One evening, as I sat musing in the piazza, with my book unopened on my lap, I heard Boy's clear voice ringing in happy, musical peals of laughter that drew me to him. On the edge of a deep hole, in a corner of the compound, sat Moonshee, an effigy of doleful disappointment, and beside him stood the lad, clapping his little hands and laughing merrily. The old child had taken the young one into his confidence, and by their joint exertions they had dug this hole in search of treasure; and lo! at the bottom lay something that looked like a rusty purse. With a long look and a throbbing heart Moonshee, after several empty hauls, had fished it up; and it was—a toad! a huge, unsightly, yellow toad!

"May the foul fiend fly away with thee!" cried the enthusiast in his rage, as he flung the astonished reptile back into the pit, and sat down to bewail his kismut, while Boy made merry with his groans.

For some days the spade was neglected, though I observed, from the cautious drift of his remarks at the conclusion of our evening lesson, that Moonshee's thoughts still harped on hidden treasure. The fervid imagination of the child had uncovered to his mind's eye mines of wealth, awaiting only the touch of the magic spade to bare their golden veins to the needs of his Mem Sahib and himself. There was no dispelling his golden visions by any shock of hard sense; the more he dreamed the more he believed. But the spot? the right spot? "Only wait."

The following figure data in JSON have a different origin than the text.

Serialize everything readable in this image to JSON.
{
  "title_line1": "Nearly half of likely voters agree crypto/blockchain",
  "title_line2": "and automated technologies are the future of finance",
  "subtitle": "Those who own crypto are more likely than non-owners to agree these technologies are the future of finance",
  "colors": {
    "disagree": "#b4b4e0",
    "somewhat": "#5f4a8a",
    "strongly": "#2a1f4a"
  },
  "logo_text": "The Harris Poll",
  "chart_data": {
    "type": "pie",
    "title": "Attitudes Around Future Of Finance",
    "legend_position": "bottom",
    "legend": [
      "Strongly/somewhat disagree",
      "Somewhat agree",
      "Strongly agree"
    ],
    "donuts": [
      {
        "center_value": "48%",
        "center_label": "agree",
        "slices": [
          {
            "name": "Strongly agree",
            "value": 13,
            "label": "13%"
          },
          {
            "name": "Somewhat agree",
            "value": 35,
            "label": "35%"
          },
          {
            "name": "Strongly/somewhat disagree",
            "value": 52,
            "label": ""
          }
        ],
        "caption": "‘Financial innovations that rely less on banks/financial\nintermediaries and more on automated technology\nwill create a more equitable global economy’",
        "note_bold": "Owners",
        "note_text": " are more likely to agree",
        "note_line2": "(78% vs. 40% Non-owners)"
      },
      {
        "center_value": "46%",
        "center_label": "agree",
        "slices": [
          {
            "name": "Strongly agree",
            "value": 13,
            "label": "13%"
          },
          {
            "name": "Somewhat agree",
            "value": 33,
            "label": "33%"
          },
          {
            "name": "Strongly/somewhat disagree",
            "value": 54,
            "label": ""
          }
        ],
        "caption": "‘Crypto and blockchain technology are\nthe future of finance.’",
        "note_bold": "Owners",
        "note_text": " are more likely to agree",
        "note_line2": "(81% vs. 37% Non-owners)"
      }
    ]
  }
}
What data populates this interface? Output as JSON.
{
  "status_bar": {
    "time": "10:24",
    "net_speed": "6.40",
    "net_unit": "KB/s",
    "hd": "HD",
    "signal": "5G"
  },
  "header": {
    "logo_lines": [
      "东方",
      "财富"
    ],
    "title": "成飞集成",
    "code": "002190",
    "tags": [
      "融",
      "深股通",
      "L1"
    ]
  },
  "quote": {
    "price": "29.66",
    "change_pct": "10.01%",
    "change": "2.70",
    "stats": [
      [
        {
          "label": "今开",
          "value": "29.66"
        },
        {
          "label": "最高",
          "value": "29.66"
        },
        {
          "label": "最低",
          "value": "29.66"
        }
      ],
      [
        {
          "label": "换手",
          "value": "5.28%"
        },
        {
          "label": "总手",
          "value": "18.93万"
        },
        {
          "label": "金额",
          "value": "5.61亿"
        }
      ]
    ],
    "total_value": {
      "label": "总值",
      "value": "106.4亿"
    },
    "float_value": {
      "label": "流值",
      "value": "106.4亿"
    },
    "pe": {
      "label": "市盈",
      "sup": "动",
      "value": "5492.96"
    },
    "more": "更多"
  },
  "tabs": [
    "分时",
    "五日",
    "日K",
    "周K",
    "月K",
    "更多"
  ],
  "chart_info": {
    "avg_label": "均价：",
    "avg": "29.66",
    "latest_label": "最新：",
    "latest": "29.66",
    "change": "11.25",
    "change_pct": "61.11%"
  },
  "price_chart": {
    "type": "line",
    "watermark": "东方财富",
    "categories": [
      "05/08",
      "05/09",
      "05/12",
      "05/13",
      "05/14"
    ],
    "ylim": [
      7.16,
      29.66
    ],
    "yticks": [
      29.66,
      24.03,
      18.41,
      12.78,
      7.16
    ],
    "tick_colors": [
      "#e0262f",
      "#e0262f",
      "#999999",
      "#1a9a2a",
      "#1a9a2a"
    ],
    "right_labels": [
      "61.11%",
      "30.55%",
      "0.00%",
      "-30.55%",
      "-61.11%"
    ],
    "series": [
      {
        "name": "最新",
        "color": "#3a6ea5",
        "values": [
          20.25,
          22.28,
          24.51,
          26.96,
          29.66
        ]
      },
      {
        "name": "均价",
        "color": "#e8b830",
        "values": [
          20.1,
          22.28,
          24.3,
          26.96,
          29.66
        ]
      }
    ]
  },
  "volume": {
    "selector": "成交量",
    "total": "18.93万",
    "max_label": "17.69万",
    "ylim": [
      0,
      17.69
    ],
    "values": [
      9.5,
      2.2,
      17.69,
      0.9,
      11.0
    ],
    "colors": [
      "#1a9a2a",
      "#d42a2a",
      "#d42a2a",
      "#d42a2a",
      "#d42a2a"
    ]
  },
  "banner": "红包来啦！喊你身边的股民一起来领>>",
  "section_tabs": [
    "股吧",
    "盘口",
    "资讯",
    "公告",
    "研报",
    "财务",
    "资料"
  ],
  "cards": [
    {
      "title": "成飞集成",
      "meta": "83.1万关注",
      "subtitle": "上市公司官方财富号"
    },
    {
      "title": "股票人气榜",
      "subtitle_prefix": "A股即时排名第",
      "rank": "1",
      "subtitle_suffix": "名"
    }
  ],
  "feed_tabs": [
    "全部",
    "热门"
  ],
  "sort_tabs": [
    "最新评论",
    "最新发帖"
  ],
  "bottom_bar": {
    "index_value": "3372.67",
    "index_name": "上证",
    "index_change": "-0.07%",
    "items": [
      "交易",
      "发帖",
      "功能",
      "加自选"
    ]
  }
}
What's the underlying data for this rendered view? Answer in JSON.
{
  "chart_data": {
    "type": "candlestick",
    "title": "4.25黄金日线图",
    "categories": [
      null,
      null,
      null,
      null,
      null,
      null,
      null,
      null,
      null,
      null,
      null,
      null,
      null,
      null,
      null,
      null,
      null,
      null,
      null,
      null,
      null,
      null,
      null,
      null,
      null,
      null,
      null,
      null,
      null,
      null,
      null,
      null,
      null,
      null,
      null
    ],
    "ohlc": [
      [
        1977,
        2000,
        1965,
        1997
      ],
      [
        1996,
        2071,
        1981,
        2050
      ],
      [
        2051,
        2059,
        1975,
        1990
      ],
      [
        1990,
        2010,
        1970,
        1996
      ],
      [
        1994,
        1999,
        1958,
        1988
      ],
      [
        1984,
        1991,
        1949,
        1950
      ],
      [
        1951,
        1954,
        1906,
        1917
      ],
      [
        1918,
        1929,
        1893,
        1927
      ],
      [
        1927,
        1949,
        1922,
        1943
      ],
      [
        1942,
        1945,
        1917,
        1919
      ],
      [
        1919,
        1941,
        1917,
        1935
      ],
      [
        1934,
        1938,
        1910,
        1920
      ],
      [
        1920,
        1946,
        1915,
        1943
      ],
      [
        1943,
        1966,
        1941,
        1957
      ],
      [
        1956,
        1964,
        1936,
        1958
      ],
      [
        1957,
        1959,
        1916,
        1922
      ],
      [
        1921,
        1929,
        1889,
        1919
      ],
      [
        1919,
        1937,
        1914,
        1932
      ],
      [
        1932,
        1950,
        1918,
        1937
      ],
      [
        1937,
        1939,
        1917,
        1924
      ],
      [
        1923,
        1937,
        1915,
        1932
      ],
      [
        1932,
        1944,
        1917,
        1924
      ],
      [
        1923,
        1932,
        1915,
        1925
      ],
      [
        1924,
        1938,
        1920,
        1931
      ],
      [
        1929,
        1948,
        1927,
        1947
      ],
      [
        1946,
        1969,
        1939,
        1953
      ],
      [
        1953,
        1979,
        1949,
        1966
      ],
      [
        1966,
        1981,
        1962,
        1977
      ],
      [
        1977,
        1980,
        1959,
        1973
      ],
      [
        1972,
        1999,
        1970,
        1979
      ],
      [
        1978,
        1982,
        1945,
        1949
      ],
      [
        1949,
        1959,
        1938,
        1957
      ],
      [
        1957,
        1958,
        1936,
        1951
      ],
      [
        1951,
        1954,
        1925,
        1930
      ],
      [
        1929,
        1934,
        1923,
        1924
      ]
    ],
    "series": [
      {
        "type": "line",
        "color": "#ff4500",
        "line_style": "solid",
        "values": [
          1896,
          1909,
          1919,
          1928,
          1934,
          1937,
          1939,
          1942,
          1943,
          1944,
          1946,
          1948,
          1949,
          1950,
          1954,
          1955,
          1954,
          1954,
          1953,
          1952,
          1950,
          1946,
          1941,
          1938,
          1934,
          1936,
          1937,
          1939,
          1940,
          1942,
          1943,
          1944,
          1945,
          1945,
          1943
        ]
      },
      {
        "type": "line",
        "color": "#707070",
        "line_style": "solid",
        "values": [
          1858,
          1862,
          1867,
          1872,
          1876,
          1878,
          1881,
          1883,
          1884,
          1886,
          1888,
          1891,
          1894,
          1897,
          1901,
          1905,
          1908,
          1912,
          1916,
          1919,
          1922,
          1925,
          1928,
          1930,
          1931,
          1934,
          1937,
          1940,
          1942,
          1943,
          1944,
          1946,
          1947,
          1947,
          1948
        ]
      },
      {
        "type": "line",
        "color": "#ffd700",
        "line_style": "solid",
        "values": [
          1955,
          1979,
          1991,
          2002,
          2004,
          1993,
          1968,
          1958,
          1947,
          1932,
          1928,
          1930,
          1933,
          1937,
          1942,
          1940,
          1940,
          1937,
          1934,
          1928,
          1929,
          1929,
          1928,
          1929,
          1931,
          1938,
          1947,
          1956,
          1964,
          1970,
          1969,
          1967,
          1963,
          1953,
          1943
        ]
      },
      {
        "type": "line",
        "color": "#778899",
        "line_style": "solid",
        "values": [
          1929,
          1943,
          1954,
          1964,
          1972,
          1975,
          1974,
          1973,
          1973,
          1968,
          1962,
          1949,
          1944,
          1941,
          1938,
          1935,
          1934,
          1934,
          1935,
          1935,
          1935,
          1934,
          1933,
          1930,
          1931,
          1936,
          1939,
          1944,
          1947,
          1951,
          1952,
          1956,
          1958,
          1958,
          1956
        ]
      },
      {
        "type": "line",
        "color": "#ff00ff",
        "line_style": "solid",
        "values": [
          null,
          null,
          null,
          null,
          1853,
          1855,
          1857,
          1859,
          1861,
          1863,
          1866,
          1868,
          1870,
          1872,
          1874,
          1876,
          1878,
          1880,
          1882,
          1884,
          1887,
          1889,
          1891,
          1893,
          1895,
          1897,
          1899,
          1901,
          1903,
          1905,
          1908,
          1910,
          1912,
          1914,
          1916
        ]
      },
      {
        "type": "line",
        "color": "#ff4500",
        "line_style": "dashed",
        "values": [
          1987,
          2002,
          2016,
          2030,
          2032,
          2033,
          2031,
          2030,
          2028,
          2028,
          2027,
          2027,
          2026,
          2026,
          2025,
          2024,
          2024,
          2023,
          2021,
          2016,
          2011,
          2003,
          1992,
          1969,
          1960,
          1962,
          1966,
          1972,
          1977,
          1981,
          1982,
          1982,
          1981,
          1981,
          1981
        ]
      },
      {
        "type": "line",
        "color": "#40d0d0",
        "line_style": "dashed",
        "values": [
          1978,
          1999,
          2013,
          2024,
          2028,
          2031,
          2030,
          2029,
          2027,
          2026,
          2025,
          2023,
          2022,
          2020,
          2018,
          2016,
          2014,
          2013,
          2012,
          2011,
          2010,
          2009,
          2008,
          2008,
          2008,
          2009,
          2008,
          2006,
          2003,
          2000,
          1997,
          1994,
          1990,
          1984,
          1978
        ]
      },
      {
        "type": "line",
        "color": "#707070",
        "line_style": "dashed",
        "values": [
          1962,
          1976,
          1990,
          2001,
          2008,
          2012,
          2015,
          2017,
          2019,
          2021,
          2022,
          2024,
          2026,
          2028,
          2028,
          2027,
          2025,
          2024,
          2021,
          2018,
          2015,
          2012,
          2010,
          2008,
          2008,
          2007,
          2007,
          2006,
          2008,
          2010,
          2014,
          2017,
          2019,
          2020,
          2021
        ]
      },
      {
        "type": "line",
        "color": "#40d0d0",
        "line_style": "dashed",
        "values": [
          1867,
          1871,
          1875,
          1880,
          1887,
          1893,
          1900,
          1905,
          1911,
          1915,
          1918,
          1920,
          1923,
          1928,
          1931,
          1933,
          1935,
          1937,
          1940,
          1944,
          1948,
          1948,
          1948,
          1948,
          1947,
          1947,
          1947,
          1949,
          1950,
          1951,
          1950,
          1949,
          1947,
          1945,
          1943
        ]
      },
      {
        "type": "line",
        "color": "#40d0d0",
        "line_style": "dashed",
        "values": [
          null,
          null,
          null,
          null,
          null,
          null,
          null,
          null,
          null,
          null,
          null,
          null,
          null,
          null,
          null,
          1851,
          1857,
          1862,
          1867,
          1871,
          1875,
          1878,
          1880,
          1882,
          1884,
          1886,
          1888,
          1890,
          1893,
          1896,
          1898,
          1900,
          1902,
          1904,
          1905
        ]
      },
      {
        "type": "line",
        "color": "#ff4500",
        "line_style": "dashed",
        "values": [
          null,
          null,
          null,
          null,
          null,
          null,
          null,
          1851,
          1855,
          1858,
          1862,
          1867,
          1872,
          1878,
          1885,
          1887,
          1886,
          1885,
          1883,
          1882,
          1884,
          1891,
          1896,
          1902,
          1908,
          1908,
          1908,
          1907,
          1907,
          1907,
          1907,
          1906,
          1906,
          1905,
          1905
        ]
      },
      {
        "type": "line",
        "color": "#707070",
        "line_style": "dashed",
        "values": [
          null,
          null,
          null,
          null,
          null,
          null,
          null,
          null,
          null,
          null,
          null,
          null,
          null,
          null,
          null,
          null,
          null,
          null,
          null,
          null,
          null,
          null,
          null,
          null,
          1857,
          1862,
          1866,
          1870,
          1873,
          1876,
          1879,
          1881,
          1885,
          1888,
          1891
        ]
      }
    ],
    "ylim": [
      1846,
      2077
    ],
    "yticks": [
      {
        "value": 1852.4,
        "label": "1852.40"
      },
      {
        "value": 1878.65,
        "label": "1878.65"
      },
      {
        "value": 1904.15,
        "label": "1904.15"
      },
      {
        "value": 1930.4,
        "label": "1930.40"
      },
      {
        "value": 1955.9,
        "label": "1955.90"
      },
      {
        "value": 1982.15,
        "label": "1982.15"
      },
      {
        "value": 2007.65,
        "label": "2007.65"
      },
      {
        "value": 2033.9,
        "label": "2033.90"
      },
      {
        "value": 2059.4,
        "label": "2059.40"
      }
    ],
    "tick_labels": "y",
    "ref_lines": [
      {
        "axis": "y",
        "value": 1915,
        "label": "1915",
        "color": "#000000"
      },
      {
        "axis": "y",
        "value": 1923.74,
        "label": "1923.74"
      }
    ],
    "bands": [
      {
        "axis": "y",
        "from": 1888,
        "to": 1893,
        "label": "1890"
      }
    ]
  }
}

Another week elapsed, and Boy and I worked harder than ever in our school in the cool pavilion. I had flung off the dead weight of my stubborn repinings, and my heart was light again. There were delightful discoveries of beauty in the artless, childish faces that greeted us every morning; and now the only wonder was that I had been so slow to penetrate the secret of their charm. That eager, radiant elf, the Princess Somdetch Chow Fâ-ying, [Footnote: "First-Born of the Skies.">[ the king's darling (of whom, by and by, I shall have a sadder tale to tell), had become a sprite of sunshine and gladness amid the sombre shadows of those walls. In her deep, dark, lustrous eyes, her simple, trusting ways, there was a springtide of refreshment, a pure, pervading radiance, that brightened the darkest thing it touched. Even the grim hags of the harem felt its influence, and softened in her presence.

As Boy was reciting his tasks one morning before breakfast, Moonshee entered the room with one of his profoundest salaams, and an expression at once so earnest and so comical that I anxiously asked him what was the matter. Panting alike with the eagerness of childhood and the feebleness of age, he stammered, "I have something of the greatest importance to confide to you, Mem Sahib! Now is the time! Now you shall prove the devotion of your faithful Moonshee, who swears by Allah not to touch a grain of gold without your leave, in all those bursting sacks, if Mem Sahib will but lend him ten ticals, only ten ticals, to buy a screw-driver!"

"What in the world can you want with a screw-driver, Moonshee?"

"O Mem, listen to me!" he cried, his face glowing with the very rapture
of possession; "I have discovered the exact spot on which the old duke,
Somdetch Ong Yai, expired. It is a secret, a wonderful secret, Mem
Sahib; not a creature in all Siam knows it."

"Then how came you by it," I inquired, "seeing that you know not one word of the language, which you have bravely scorned as unworthy to be uttered by the Faithful, and of no use on earth but to confound philosophers and Moonshees?"